Tribunal Administratif de Rouen — Décision N° TA76-2402278

vendredi 18 octobre 2024

JuridictionTribunal Administratif de Rouen
SectionTribunal Administratif de Rouen
N° DossierTA76-2402278
TypeDécision
RecoursExcès de pouvoir
PublicationC
Formation4 ème Chambre
Avocat requérantMERHOUM AMINA

Texte intégral

Vu la procédure suivante :

Par une requête, enregistrée le 12 juin 2024, M. A C, représenté par Me Merhoum-Hammiche, demande au tribunal :

1°) d'annuler l'arrêté du 27 février 2024 par lequel le préfet de la Seine-Maritime a refusé de l'admettre au séjour, l'a obligé à quitter le territoire français dans le délai de trente jours et a fixé le pays de destination ;

2°) d'enjoindre au préfet territorialement compétent de réexaminer sa situation et de lui délivrer un titre provisoire de séjour, sous astreinte de 150 euros par jour de retard ;

3°) de mettre à la charge de l'Etat la somme de 1 200 euros à verser à son conseil au titre de l'alinéa 2 de l'article 37 de la loi du 10 juillet 1991, valant renonciation de l'avocat à la part contributive de l'Etat.

M. C soutient que :

- l'arrêté attaqué :

o est insuffisamment motivé ;

o est signé par une autorité incompétente ;

o méconnaît les stipulations de 8 de la convention de sauvegarde des droits de l'homme et des libertés fondamentales ;

o méconnaît les stipulations de l'article 6 de l'accord franco-algérien ;

o méconnaît les stipulations de l'article 7 de l'accord franco-algérien :

o méconnaît les dispositions de l'article L. 435-1 du code de l'entrée et du séjour des étrangers et du droit d'asile ;

o est entaché d'une erreur manifeste d'appréciation dans l'exercice par le préfet de son pouvoir discrétionnaire de régularisation ;

o est entaché d'erreur de fait ;

- la décision fixant le pays de renvoi :

o est illégale du fait de l'illégalité de la décision portant obligation de quitter le territoire français.

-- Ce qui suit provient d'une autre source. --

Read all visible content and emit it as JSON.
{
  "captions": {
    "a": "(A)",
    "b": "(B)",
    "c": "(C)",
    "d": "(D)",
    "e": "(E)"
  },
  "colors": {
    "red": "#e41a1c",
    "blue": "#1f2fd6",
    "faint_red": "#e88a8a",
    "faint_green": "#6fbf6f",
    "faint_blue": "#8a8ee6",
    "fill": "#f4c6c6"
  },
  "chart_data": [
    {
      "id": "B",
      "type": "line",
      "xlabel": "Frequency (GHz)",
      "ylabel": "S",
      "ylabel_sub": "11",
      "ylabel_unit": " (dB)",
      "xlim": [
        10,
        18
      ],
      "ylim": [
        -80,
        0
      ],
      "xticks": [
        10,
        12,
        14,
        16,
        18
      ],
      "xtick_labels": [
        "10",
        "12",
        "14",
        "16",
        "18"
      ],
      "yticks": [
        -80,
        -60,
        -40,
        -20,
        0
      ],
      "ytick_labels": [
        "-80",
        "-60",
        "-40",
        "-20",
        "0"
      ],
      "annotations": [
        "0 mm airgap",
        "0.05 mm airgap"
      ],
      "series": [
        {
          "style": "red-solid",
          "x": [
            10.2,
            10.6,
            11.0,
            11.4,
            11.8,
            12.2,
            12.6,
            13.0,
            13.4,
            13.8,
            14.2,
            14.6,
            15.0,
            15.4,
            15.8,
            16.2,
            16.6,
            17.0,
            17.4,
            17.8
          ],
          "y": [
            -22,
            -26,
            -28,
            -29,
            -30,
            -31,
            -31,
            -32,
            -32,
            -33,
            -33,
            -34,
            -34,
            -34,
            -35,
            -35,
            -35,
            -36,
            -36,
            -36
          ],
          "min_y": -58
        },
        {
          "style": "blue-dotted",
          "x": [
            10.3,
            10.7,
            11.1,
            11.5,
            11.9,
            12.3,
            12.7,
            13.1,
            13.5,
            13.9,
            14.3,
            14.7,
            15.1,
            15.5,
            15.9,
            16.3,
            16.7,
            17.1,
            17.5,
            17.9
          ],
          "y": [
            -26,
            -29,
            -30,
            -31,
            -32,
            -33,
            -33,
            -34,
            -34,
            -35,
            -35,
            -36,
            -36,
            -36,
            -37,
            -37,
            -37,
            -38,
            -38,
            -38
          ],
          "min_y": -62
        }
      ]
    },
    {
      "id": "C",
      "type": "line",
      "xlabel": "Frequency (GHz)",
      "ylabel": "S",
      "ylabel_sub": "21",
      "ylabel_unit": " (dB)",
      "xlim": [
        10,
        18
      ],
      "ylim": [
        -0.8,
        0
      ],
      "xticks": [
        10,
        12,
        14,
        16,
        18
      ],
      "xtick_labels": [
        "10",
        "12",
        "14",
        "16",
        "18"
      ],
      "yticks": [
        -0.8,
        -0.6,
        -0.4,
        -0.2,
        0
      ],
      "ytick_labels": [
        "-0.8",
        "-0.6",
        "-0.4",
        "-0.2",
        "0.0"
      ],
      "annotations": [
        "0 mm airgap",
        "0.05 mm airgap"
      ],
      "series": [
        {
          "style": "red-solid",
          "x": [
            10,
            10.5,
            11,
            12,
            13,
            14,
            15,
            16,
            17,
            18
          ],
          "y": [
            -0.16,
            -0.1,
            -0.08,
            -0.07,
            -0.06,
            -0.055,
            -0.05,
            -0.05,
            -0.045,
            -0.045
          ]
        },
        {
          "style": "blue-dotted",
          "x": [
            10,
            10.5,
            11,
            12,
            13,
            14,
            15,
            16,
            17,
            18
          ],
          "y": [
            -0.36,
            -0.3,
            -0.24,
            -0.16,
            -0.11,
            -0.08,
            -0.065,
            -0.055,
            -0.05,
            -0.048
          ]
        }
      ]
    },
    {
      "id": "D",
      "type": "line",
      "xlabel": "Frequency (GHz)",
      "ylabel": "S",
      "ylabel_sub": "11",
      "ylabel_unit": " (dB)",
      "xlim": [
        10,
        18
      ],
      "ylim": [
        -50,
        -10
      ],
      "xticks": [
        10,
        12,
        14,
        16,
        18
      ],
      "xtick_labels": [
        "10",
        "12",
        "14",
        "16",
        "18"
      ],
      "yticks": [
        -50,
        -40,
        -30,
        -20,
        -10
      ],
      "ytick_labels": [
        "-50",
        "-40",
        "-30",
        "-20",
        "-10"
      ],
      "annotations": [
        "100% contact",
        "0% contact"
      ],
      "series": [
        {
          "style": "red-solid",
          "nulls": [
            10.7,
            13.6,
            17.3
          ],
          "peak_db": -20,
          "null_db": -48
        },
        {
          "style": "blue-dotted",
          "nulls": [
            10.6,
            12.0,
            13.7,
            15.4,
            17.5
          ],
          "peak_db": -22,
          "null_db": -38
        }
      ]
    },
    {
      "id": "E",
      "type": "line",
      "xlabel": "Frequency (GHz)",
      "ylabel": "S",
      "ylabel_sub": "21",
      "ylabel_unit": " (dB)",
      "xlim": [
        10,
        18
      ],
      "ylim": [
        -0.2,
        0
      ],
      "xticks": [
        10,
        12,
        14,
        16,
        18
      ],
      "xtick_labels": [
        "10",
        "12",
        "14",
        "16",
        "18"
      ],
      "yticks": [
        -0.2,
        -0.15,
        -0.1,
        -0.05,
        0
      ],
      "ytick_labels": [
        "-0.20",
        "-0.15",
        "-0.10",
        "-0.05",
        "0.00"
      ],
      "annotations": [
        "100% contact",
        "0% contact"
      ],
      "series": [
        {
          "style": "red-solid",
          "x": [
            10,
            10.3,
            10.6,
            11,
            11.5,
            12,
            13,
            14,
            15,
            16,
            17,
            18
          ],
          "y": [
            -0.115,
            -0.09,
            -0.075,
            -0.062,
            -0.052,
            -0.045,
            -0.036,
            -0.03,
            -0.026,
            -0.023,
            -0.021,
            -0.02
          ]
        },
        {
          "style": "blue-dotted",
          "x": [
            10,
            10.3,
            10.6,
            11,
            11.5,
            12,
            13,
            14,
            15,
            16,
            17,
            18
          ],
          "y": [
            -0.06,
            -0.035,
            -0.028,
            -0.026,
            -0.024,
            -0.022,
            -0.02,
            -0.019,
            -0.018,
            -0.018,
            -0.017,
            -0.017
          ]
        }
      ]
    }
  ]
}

Par un mémoire en défense, enregistré le 12 juillet 2024, le préfet de la Seine-Maritime conclut au rejet de la requête.

Il fait valoir que les moyens invoqués ne sont pas fondés.

Par une décision du 22 mai 2024, M. C a été admis au bénéfice de l'aide juridictionnelle partielle.

La présidente de la formation de jugement a dispensé la rapporteure publique, sur sa proposition, de prononcer des conclusions à l'audience en application des dispositions de l'article R. 732-1-1 du code de justice administrative

Vu les autres pièces du dossier.

Vu :

- la convention de sauvegarde des droits de l'homme et des libertés fondamentales ;

- l'accord franco-algérien du 27 décembre 1968 modifié ;

- le code de l'entrée et du séjour des étrangers et du droit d'asile ;

- la loi n° 91-647 du 10 juillet 1991 relative à l'aide juridique ;

- le décret n° 2020-1717 du 28 décembre 2020 portant application de la loi n° 91-647 du 10 juillet 1991 relative à l'aide juridique ;

- le code de justice administrative.

Les parties ont été régulièrement averties du jour de l'audience.

Ont été entendus au cours de l'audience publique :

- le rapport de Mme Favre,

- et les observations de Me Kouka, substituant Me Merhoum-Hammiche, représentant M. C

Le préfet de la Seine-Maritime n'était ni présent, ni représenté.

Considérant ce qui suit :

1. M. C, ressortissant algérien né le 12 octobre 1984, déclare être entré sur le territoire le 1er octobre 2019. Le 2 janvier 2024, il a sollicité son admission au séjour sur le fondement des articles 7 b) et 7 c) de l'accord franco-algérien et de l'article L. 435-1 du code de l'entrée et du séjour des étrangers et du droit d'asile. Par l'arrêté attaqué du 27 février 2024, le préfet de la Seine-Maritime a refusé de l'admettre au séjour, l'a obligé à quitter le territoire français dans le délai de trente jours et a fixé le pays de destination.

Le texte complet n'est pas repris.